Posted by Mike On 2011/5/25 15:04:12
Hi...i'm taking the 2 bbl manifold and carb off my 327 and am getting ready to prep the 327 4 bbl manifold. I'm going to take it apart, have it blasted, new hot spot gasket, painted or powder coated, and then reassembled and have the faces milled flat.

I did the same to my 2 bbl manifold (save the milling) and noticed lately that once the car is good and hot (not a 15 minute drive, like a 40 minute one) it rolls over fine but won't fire. I have 3-4 psi fuel pressure at the carb when this happens, and have the insulating spacer and new gaskets, etc installed and have the little exhaust flapper valve connected with a spring to always keep the exhaust routing directly out without hitting the manifold.

The thing is, i noticed that even in that position a fair amount of exhaust works on the hot spot, and i'm wondering if the fuel just isn't vaporizing as soon as it hits that when being squirted in with the jets when trying to start it. If there's a chance to work with the hot spot, its now before i have machine work done.

I was thinking of making a plate that pretty much matches the hot spot gasket, solid about 1/16 in thick, and putting a gasket on each side of it sandwiching it between the manifolds to block off the hot spot more solidly. I figure i'll have to have the thickness of the plate and extra gasket milled off one of the hot spot surfaces so that the intake and exhaust ports on the face aren't on a different horizontal plane after adding something so thick in.


Does anyone have any experience with this or other similar ideas? Do you think it would make any difference or do you think the intake side of the hot spot is just going to hit that temperature no matter what and it won't matter?
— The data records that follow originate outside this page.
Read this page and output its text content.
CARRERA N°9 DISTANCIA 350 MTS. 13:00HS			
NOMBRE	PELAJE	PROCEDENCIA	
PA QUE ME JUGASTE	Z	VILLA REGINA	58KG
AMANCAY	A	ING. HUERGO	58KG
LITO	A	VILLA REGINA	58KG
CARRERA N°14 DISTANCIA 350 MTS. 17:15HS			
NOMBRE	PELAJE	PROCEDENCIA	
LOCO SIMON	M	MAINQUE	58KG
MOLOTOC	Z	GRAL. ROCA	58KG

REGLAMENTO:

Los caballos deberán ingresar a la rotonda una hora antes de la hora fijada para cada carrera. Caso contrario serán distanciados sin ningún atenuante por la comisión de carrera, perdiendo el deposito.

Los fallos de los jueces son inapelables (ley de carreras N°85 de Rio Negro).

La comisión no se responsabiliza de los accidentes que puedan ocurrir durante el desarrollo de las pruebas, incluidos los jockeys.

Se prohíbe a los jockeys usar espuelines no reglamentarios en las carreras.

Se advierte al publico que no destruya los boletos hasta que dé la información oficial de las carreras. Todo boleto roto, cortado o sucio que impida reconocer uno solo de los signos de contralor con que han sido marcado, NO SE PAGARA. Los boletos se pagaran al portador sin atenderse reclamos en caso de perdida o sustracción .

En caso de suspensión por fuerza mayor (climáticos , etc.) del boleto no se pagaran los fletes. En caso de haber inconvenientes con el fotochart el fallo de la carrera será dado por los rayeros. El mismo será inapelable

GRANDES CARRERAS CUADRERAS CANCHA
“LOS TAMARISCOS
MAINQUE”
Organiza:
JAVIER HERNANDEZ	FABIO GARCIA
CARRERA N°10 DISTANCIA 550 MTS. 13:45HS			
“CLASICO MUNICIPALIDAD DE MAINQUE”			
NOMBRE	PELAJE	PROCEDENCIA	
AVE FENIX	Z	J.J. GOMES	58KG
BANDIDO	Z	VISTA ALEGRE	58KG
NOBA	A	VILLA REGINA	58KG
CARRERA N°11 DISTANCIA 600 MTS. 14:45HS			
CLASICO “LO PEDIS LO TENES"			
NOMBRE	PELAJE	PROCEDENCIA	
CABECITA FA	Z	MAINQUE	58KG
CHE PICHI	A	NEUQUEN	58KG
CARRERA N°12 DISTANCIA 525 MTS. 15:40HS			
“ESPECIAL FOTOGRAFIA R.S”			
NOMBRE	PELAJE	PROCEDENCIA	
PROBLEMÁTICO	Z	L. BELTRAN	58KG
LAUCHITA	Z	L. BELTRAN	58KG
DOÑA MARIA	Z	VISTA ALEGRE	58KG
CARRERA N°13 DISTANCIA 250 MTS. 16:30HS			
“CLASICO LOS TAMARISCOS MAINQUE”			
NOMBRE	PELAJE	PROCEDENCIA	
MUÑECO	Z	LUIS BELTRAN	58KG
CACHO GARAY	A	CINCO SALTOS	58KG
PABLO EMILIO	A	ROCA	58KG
Or maybe the 4bbl isn't as prone to this issue for some reason or i should look at mixing diesel in as some have done?


I don't believe i have a pump/line/tank issue, with good pressure at the carb and a full bowl of gas with 3-4psi behind it, vapor lock in the line can't be a culprit in my mind.

Of course, it could be ignition i guess which i'm working on, but then i don't think it'd be as easy to start cold as it is (it fires RIGHT up.)